Muriel, a rape survivor who requested anonymity, expressed frustration: "I find a lot of them to be incredibly dodgy and shady.... sometimes they'll just flat-out lie to you." Even when data is removed, maintaining privacy requires ongoing effort, described by one woman in Adler’s paper as "like playing whack-a-mole… a burden on your daily life."
Adler and his co-authors propose a centralized, government-maintained register of individuals who have opted out, placing the onus on brokers to comply or face penalties. However, the industry has historically resisted such measures, lobbying against laws like Daniel's Law and California's DELETE Act, which aim to enhance consumer control over personal data.
Current Protections and Personal Costs
Currently, those endangered by data sales rely on patchwork regulation. States like California, Vermont, Texas, and Oregon require data brokers to delete data upon request, though privacy advocates note loopholes. Some individuals use P.O. boxes or state-backed home address confidentiality programs, available in approximately 40 states, though eligibility and scope vary.

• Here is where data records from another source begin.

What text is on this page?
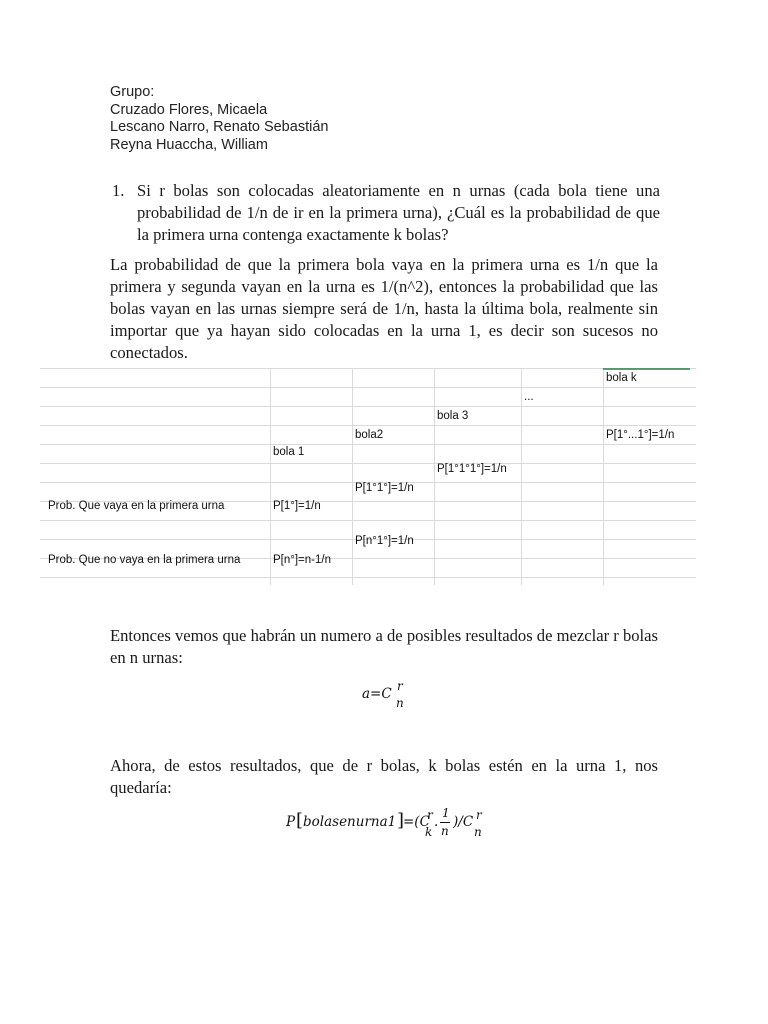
Grupo:
Cruzado Flores, Micaela
Lescano Narro, Renato Sebastián
Reyna Huaccha, William
1. Si r bolas son colocadas aleatoriamente en n urnas (cada bola tiene una probabilidad de 1/n de ir en la primera urna), ¿Cuál es la probabilidad de que la primera urna contenga exactamente k bolas?
La probabilidad de que la primera bola vaya en la primera urna es 1/n que la primera y segunda vayan en la urna es 1/(n^2), entonces la probabilidad que las bolas vayan en las urnas siempre será de 1/n, hasta la última bola, realmente sin importar que ya hayan sido colocadas en la urna 1, es decir son sucesos no conectados.
bola k
...
bola 3
bola2	P[1°...1°]=1/n
bola 1
P[1°1°1°]=1/n
P[1°1°]=1/n
Prob. Que vaya en la primera urna	P[1°]=1/n
P[n°1°]=1/n
Prob. Que no vaya en la primera urna	P[n°]=n-1/n
Entonces vemos que habrán un numero a de posibles resultados de mezclar r bolas en n urnas:
a=C r
n
Ahora, de estos resultados, que de r bolas, k bolas estén en la urna 1, nos quedaría:
P [ bolasenurna1 ]
=(C
r
k
.
1
n
)/C r
n
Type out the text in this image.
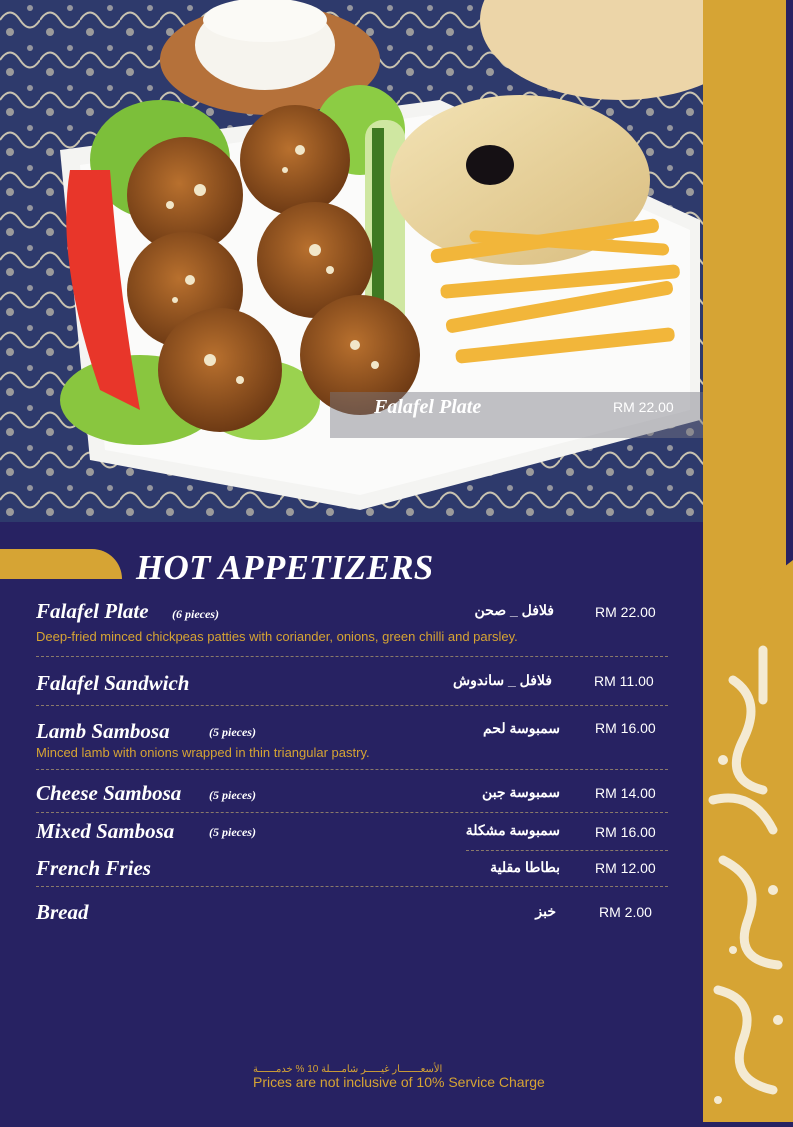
Falafel Plate	RM 22.00
HOT APPETIZERS
Falafel Plate (6 pieces)	فلافل _ صحن	RM 22.00
Deep-fried minced chickpeas patties with coriander, onions, green chilli and parsley.
Falafel Sandwich	فلافل _ ساندوش	RM 11.00
Lamb Sambosa	(5 pieces)	سمبوسة لحم	RM 16.00
Minced lamb with onions wrapped in thin triangular pastry.
Cheese Sambosa (5 pieces)	سمبوسة جبن	RM 14.00
Mixed Sambosa	(5 pieces)	سمبوسة مشكلة	RM 16.00
French Fries	بطاطا مقلية	RM 12.00
Bread	خبز	RM 2.00
الأسعـــــــار غيـــــر شامــــلة 10 % خدمــــــة
Prices are not inclusive of 10% Service Charge
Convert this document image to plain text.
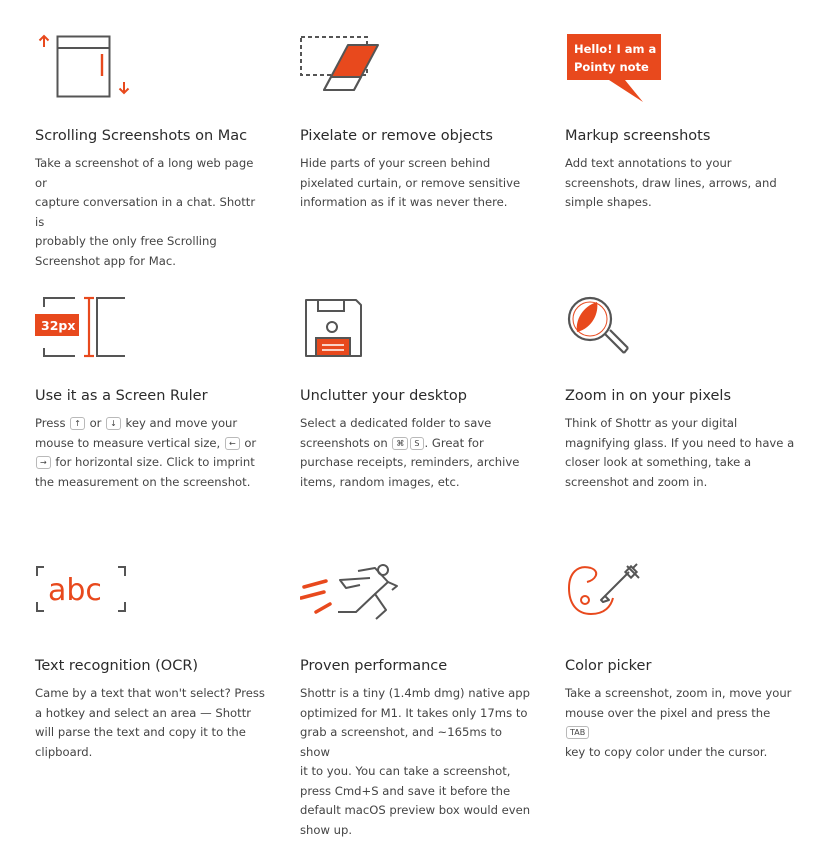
Scrolling Screenshots on Mac
Take a screenshot of a long web page or
capture conversation in a chat. Shottr is
probably the only free Scrolling
Screenshot app for Mac.
Pixelate or remove objects
Hide parts of your screen behind
pixelated curtain, or remove sensitive
information as if it was never there.
Hello! I am a
Pointy note
Markup screenshots
Add text annotations to your
screenshots, draw lines, arrows, and
simple shapes.
32px
Use it as a Screen Ruler
Press ↑ or ↓ key and move your
mouse to measure vertical size, ← or
→ for horizontal size. Click to imprint
the measurement on the screenshot.
Unclutter your desktop
Select a dedicated folder to save
screenshots on ⌘ S . Great for
purchase receipts, reminders, archive
items, random images, etc.
Zoom in on your pixels
Think of Shottr as your digital
magnifying glass. If you need to have a
closer look at something, take a
screenshot and zoom in.
abc
Text recognition (OCR)
Came by a text that won't select? Press
a hotkey and select an area — Shottr
will parse the text and copy it to the
clipboard.
Proven performance
Shottr is a tiny (1.4mb dmg) native app
optimized for M1. It takes only 17ms to
grab a screenshot, and ~165ms to show
it to you. You can take a screenshot,
press Cmd+S and save it before the
default macOS preview box would even
show up.
Color picker
Take a screenshot, zoom in, move your
mouse over the pixel and press the TAB
key to copy color under the cursor.
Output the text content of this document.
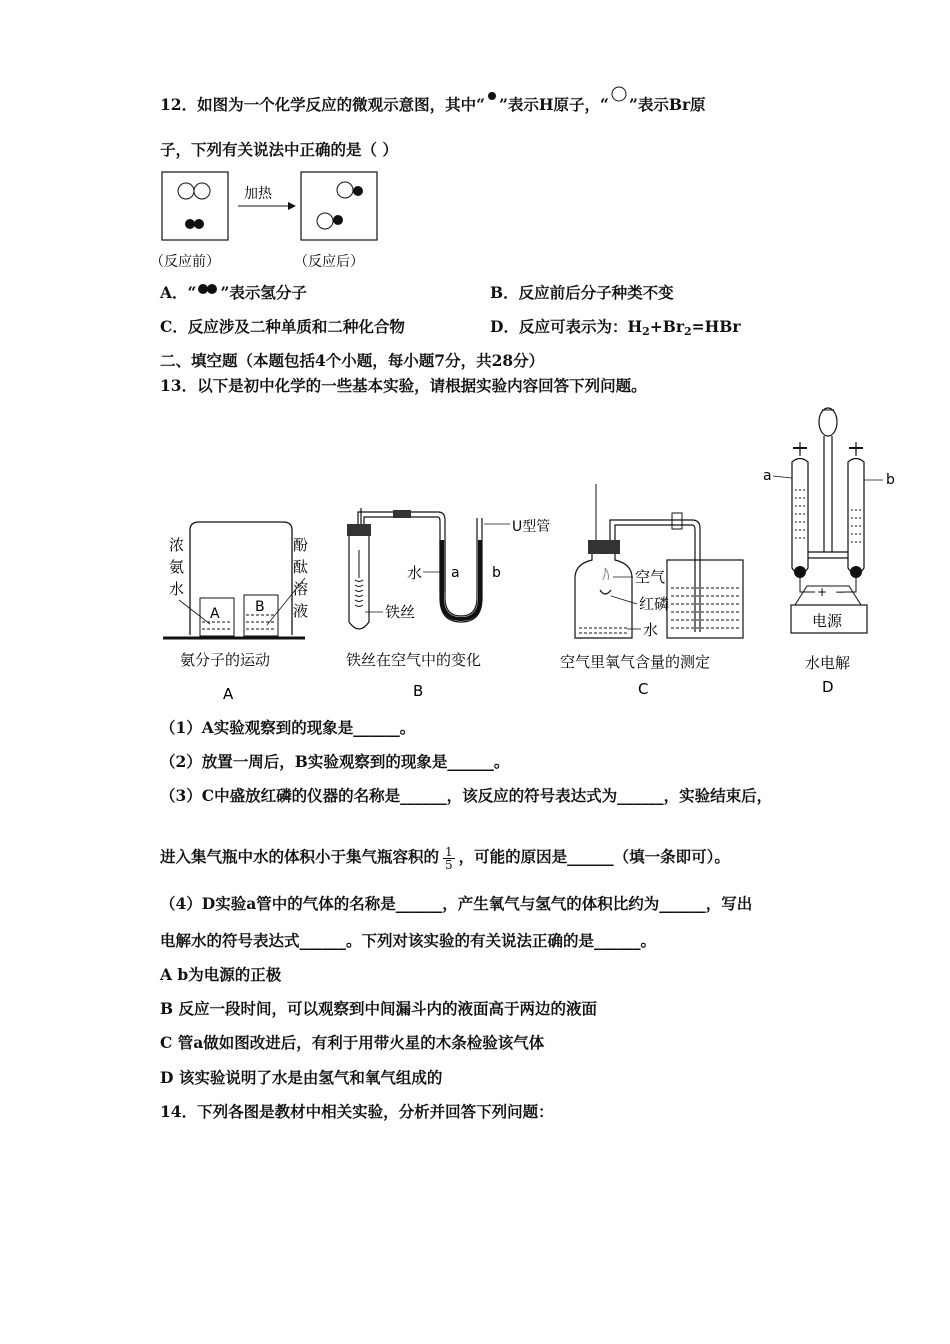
12．如图为一个化学反应的微观示意图，其中“ ”表示H原子，“ ”表示Br原
子，下列有关说法中正确的是（ ）
加热
（反应前）	（反应后）
A．“ ”表示氢分子	B．反应前后分子种类不变
C．反应涉及二种单质和二种化合物	D．反应可表示为：H2+Br2=HBr
二、填空题（本题包括4个小题，每小题7分，共28分）
13．以下是初中化学的一些基本实验，请根据实验内容回答下列问题。
A	B
浓氨水
酚酞溶液
氨分子的运动
A
水 a b
U型管
铁丝
铁丝在空气中的变化
B
空气
红磷
水
空气里氧气含量的测定
C
+ −
电源
a	b
水电解
D
（1）A实验观察到的现象是______。
（2）放置一周后，B实验观察到的现象是______。
（3）C中盛放红磷的仪器的名称是______，该反应的符号表达式为______，实验结束后，
进入集气瓶中水的体积小于集气瓶容积的 $\frac{1}{5}$ ，可能的原因是______（填一条即可）。
（4）D实验a管中的气体的名称是______，产生氧气与氢气的体积比约为______，写出
电解水的符号表达式______。下列对该实验的有关说法正确的是______。
A b为电源的正极
B 反应一段时间，可以观察到中间漏斗内的液面高于两边的液面
C 管a做如图改进后，有利于用带火星的木条检验该气体
D 该实验说明了水是由氢气和氧气组成的
14．下列各图是教材中相关实验，分析并回答下列问题：
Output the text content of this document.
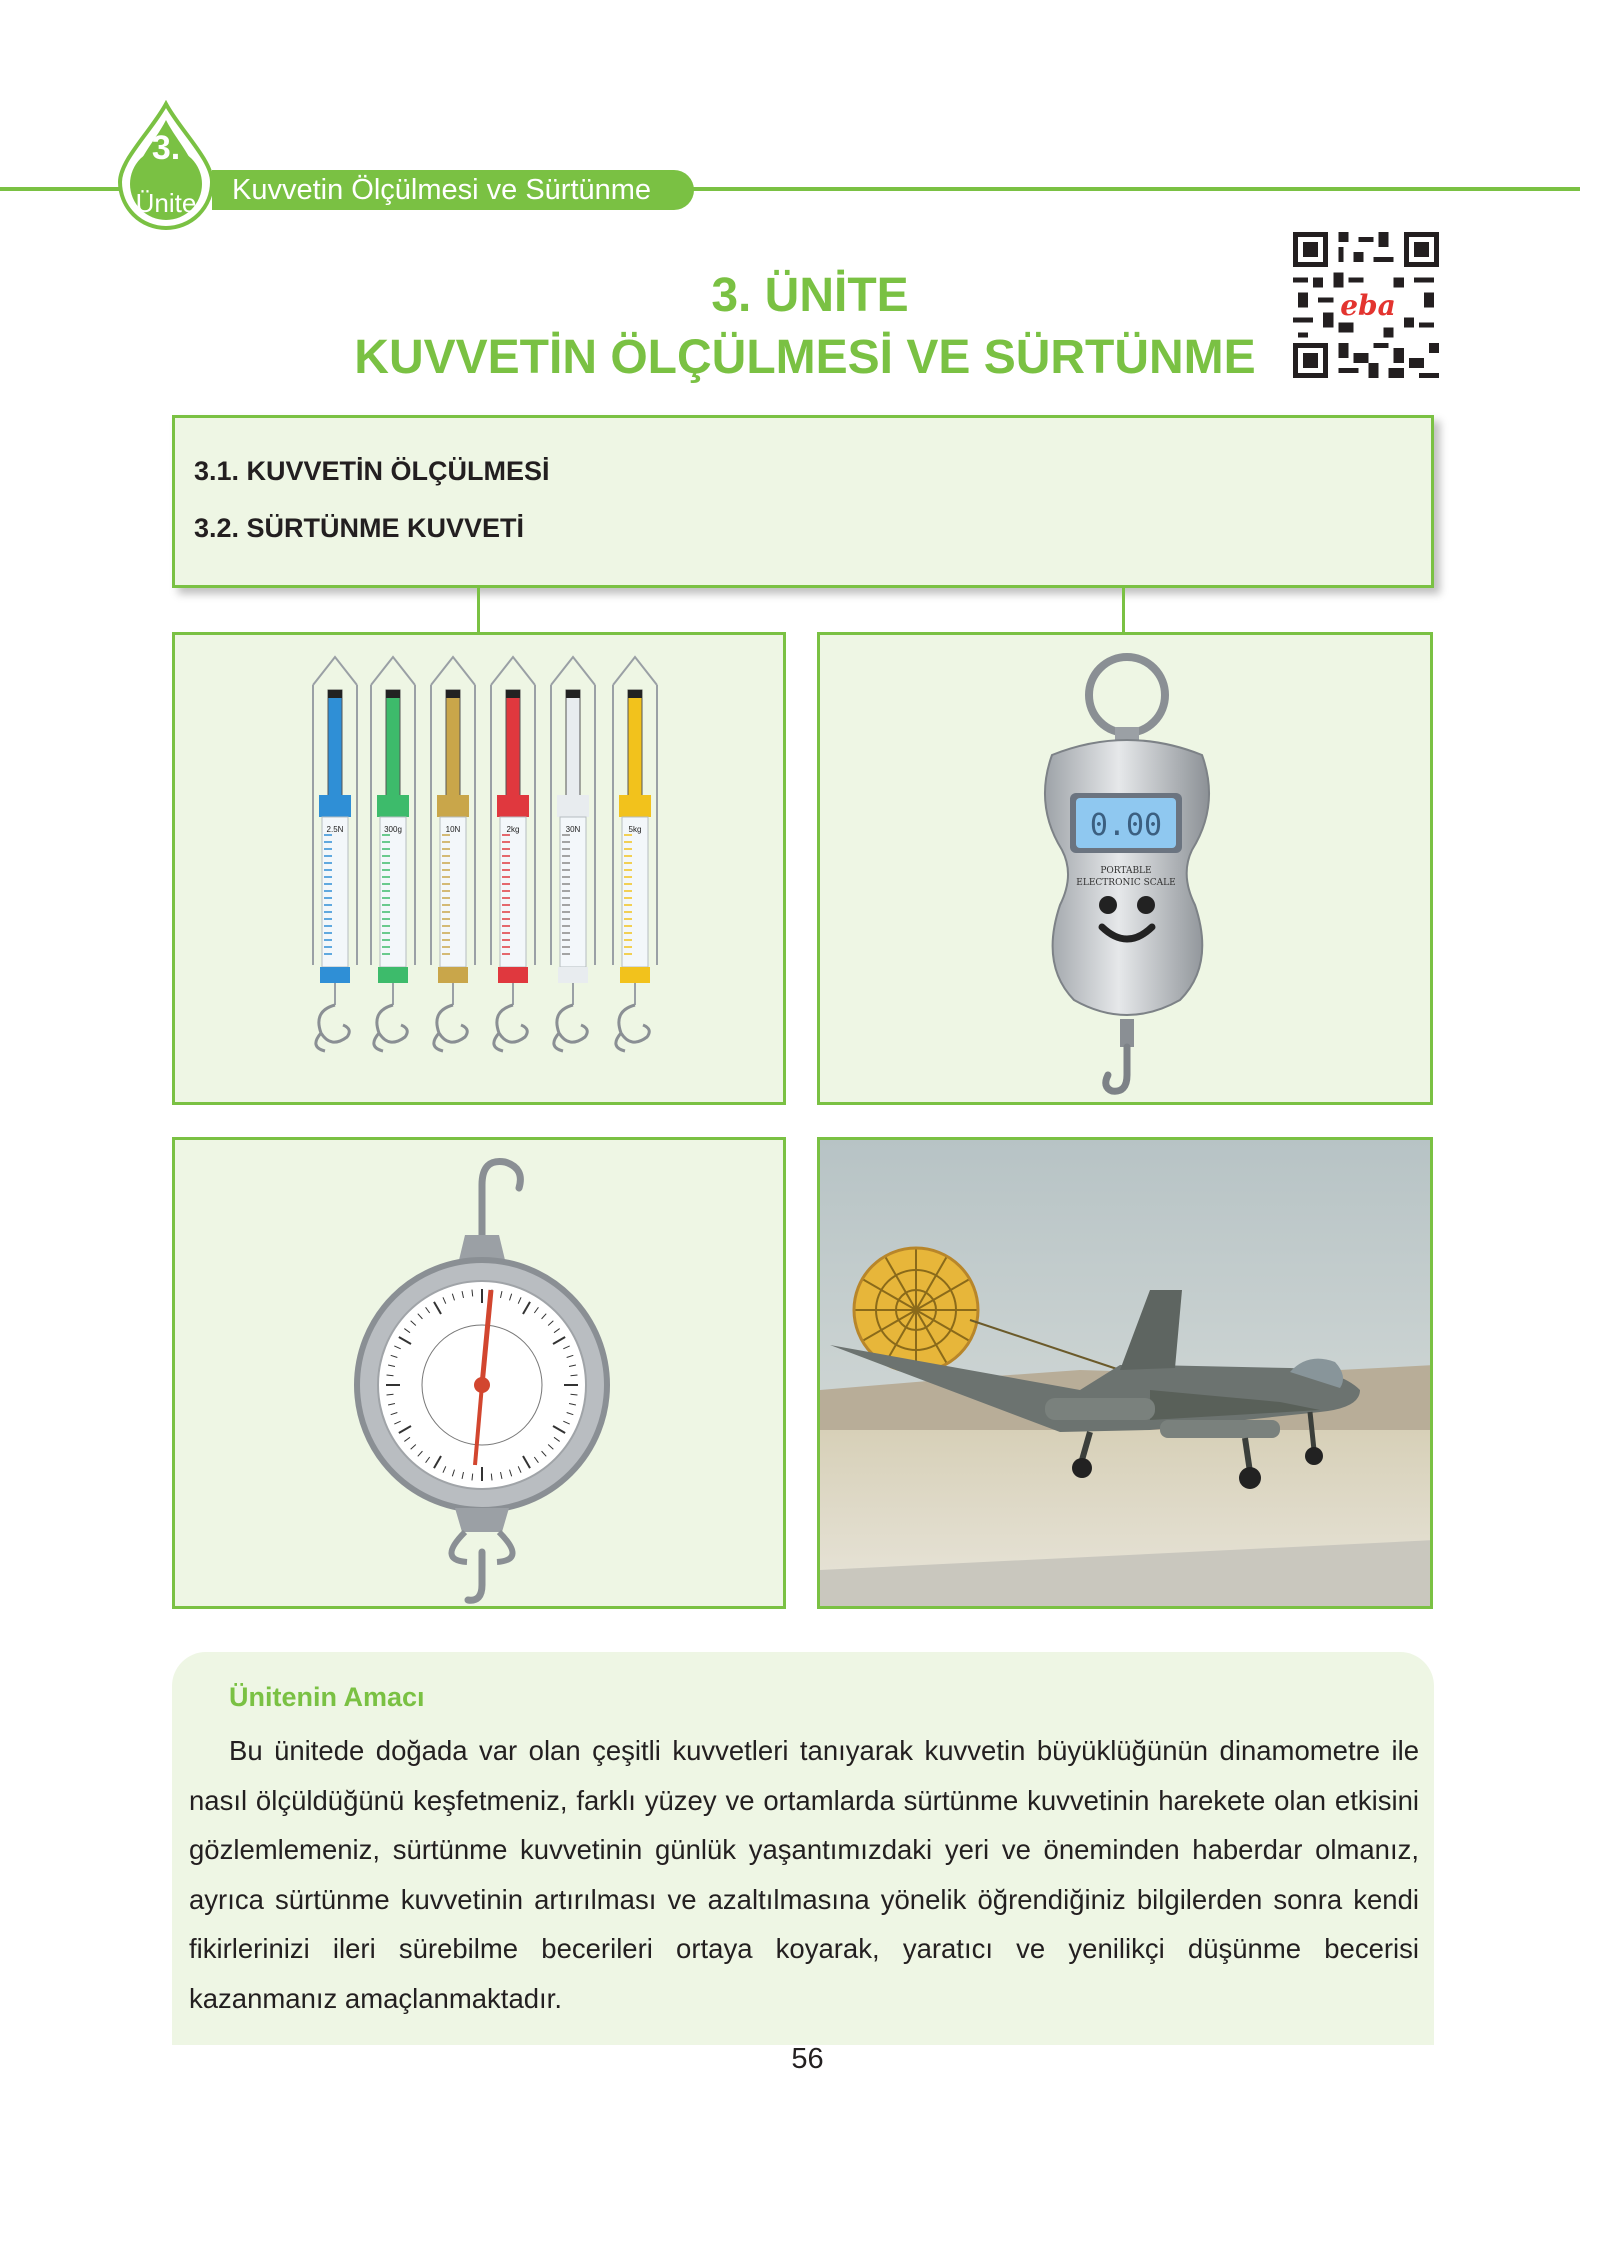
3.
Ünite	Kuvvetin Ölçülmesi ve Sürtünme
3. ÜNİTE
KUVVETİN ÖLÇÜLMESİ VE SÜRTÜNME
eba
3.1. KUVVETİN ÖLÇÜLMESİ
3.2. SÜRTÜNME KUVVETİ
2.5N	300g	10N	2kg	30N	5kg	0.00
PORTABLE
ELECTRONIC SCALE
Ünitenin Amacı

Bu ünitede doğada var olan çeşitli kuvvetleri tanıyarak kuvvetin büyüklüğünün dinamometre ile nasıl ölçüldüğünü keşfetmeniz, farklı yüzey ve ortamlarda sürtünme kuvvetinin harekete olan etkisini gözlemlemeniz, sürtünme kuvvetinin günlük yaşantımızdaki yeri ve öneminden haberdar olmanız, ayrıca sürtünme kuvvetinin artırılması ve azaltılmasına yönelik öğrendiğiniz bilgilerden sonra kendi fikirlerinizi ileri sürebilme becerileri ortaya koyarak, yaratıcı ve yenilikçi düşünme becerisi kazanmanız amaçlanmaktadır.

56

Paid services such as DeleteMe, Optery, and EasyOptOuts can automate opt-out requests, but they cost between $20 and $250 annually per user and are rarely comprehensive. Julia highlighted the financial and emotional burden: "I don't make a ton of money. [But] I have to pay for a lot of different services. The data cleanup services, the burner phone services, the misdirected package services. It's expensive and anxiety-inducing."
Reflecting on the industry, Julia offered a blunt assessment: "I think [they're] the scum of the Earth."